Finding your Devil’s Advocate, who will it be?

Audio Intro

(8 minutes)

Behind closed doors in many executive manager circles today, the devil’s advocate is a very real position hired for an essential role – to find managment’s blind spots. They’re the naysayer officially meant to second guess their ideas, poke holes at their project plans and question their every move. Why do you need a devil’s advocate? If you have your eye on a management role one day, you will be constantly challenged by other people, questioned and in defense mode a lot. You are in a new set of shoes with decisions to make. Calling the shots unfortunately means you are not always going to be liked. But you’re not there to make friends at work anyway, right?  : )

Logic dictates that you surround yourself with people who will support you in your career (and you should) plus the feel-good factor they bring to the table.

Don’t kid yourself; you should also have that one person who is the constant critic, the one who will shoot down your ideas and initiatives as well.
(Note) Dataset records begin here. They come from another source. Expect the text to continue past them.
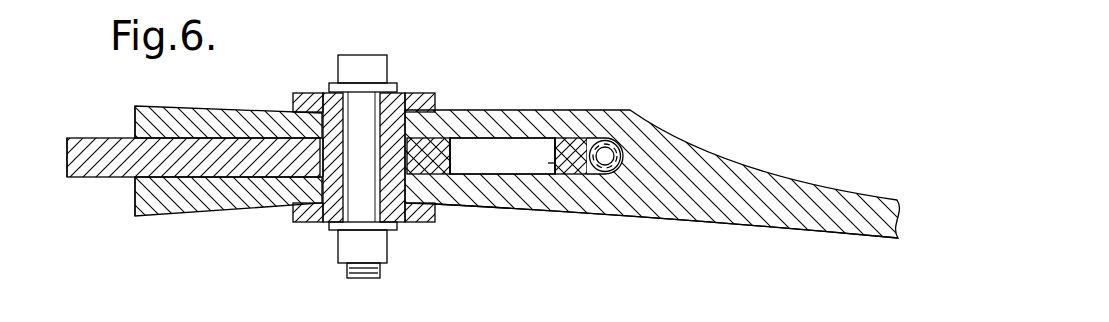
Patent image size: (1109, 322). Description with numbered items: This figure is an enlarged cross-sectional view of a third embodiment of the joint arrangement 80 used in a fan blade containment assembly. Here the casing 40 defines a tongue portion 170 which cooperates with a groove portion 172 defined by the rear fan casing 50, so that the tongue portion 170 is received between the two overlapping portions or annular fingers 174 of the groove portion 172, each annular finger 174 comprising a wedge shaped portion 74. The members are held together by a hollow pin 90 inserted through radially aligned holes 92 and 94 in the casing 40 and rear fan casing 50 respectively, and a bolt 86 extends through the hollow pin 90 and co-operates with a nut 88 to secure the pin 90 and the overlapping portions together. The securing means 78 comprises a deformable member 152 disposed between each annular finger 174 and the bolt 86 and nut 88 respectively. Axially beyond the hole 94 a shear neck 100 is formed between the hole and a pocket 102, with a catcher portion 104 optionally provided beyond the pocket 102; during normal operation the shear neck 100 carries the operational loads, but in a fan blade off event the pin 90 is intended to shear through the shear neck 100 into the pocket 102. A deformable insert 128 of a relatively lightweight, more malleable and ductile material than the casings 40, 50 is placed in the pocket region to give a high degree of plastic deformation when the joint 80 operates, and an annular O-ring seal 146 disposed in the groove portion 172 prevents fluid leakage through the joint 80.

The casing 40 is at (88, 184).
The rear fan casing 50 is at (733, 160).
The wedge shaped portion 74 is at (143, 106).
The securing means 78 is at (363, 153).
The joint arrangement 80 is at (572, 44).
The bolt 86 is at (378, 67).
The nut 88 is at (377, 257).
The hollow pin 90 is at (330, 127).
The hole 92 is at (278, 163).
The hole 94 is at (415, 127).
The shear neck 100 is at (460, 143).
The pocket 102 is at (578, 176).
The catcher portion 104 is at (577, 137).
The deformable insert 128 is at (535, 168).
The annular O-ring seal 146 is at (623, 148).
The deformable member 152 is at (312, 93).
The tongue portion 170 is at (133, 182).
The groove portion 172 is at (490, 212).
The annular finger 174 is at (208, 117).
Unfortunately you can’t simply hire this person, that’s not real life unless you can seriously pull rank at your firm. However this is someone you find subtly as you work with people. It could be someone who never agrees with you, so why not engage them regularly and use it to your advantage? Use their comments and controversial opinions to fully think through what it is that you are doing. Put down your pride and don’t be afraid to admit you are wrong. You may find that you actually agree with them, which admittedly doesn’t put you in a very powerful place but does keep you honest. Hearing their opinions without going into defense mode can make all the difference to redirecting your strategy.
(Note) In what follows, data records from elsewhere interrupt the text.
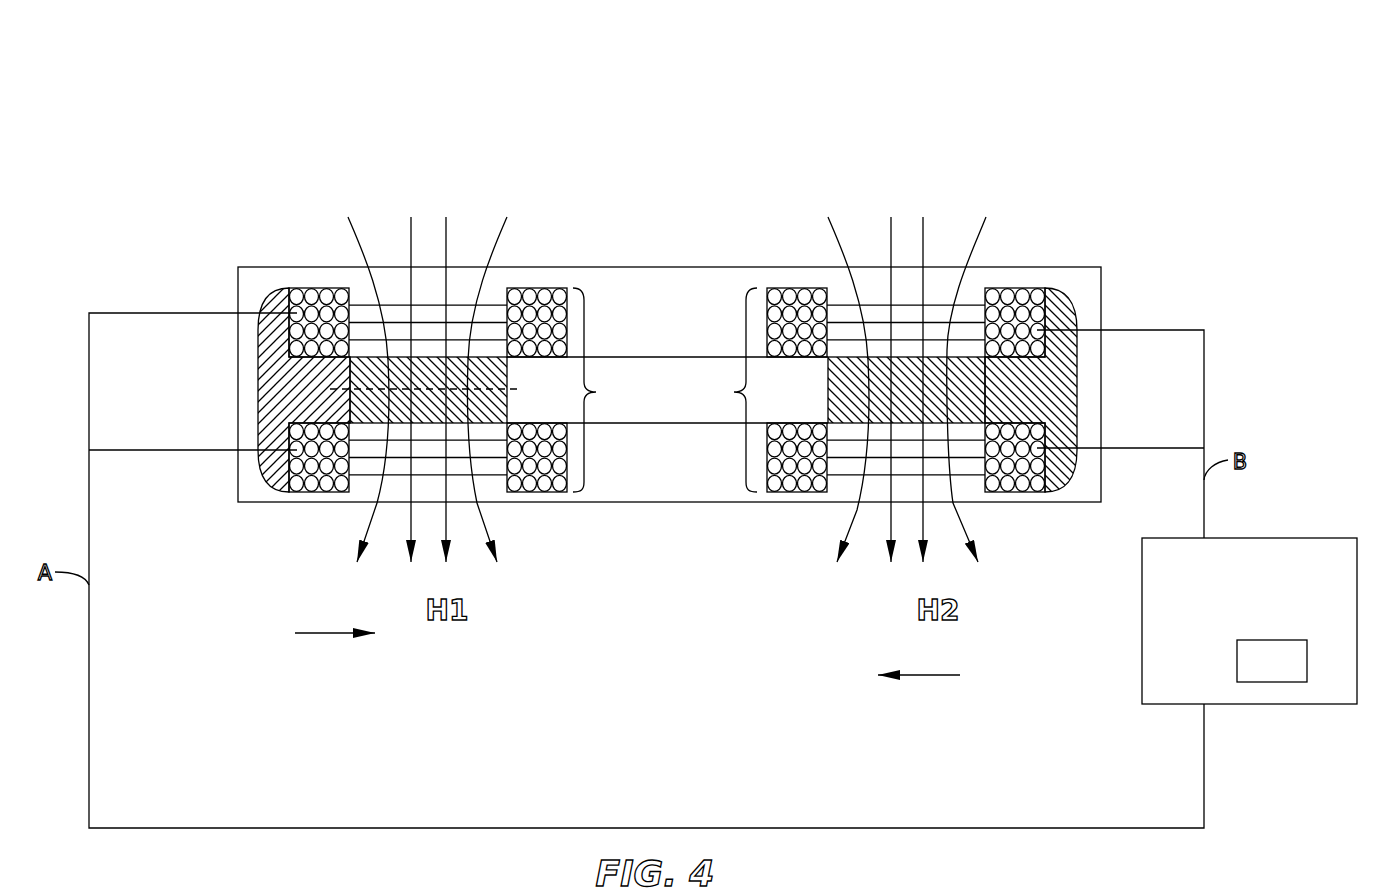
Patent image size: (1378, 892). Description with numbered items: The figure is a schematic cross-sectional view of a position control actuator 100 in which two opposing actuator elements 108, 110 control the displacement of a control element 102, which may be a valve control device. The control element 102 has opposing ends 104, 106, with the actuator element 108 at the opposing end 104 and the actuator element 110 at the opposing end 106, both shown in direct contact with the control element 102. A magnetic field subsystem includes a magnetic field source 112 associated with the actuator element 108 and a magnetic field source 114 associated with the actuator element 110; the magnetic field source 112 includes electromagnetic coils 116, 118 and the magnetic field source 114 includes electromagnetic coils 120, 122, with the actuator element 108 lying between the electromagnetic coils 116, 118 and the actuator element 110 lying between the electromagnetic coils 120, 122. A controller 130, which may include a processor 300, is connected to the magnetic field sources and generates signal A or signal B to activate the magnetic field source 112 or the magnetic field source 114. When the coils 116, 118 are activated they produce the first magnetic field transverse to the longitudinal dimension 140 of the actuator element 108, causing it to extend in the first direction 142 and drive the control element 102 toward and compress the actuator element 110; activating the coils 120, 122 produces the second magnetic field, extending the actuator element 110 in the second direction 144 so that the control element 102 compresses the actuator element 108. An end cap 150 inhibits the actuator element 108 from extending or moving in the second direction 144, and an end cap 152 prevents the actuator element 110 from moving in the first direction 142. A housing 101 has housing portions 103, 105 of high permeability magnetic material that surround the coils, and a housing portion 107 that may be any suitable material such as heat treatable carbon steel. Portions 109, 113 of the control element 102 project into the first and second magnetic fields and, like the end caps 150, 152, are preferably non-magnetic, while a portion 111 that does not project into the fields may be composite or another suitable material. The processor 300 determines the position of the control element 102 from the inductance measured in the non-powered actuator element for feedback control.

The position control actuator 100 is at (1043, 89).
The housing 101 is at (948, 358).
The control element 102 is at (679, 425).
The housing portion 103 is at (276, 257).
The opposing end 104 is at (483, 357).
The housing portion 105 is at (1040, 238).
The opposing end 106 is at (835, 365).
The housing portion 107 is at (692, 511).
The actuator element 108 is at (374, 362).
The control element portion 109 is at (517, 491).
The actuator element 110 is at (960, 378).
The control element portion 111 is at (672, 346).
The magnetic field source 112 is at (605, 390).
The control element portion 113 is at (818, 407).
The magnetic field source 114 is at (725, 390).
The electromagnetic coil 116 is at (297, 326).
The electromagnetic coil 118 is at (297, 479).
The electromagnetic coil 120 is at (790, 292).
The electromagnetic coil 122 is at (790, 492).
The controller 130 is at (1210, 610).
The longitudinal dimension 140 is at (444, 389).
The first direction 142 is at (337, 633).
The second direction 144 is at (907, 675).
The end cap 150 is at (270, 385).
The end cap 152 is at (1057, 393).
The processor 300 is at (1272, 661).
There’s also the unofficial devil’s advocate and the more probable one you want, because they’re safer and have your best interests at heart. They’re the one you can always check in with, because they do not think the way you do. It  can be a former colleague or boss you run by your ideas every once in a while or even a retired executive. They have plenty of time on their hands and would be humbled to contribute their opinions.

Your devil’s advocate should be the person who is brutally honest, looks you in the eye and says “Sounds great, but have you thought of this…?”

They’re looking out for your blind spots and by their controversial opinions always have your back.  Consider them the C.Y.A. police. Have you covered yourself at work? Did you miss anything? What haven’t you considered and what are the risks of not taking their feedback seriously?

This isn’t a topic often talked about in leadership and yet it is a reality in our careers most of the time. As women we strive for the perfection gene which is why we are so passionate about success, but finding our blind spots is an equally important strategy. Test the waters on this one – it doesn’t get more gutsier than that.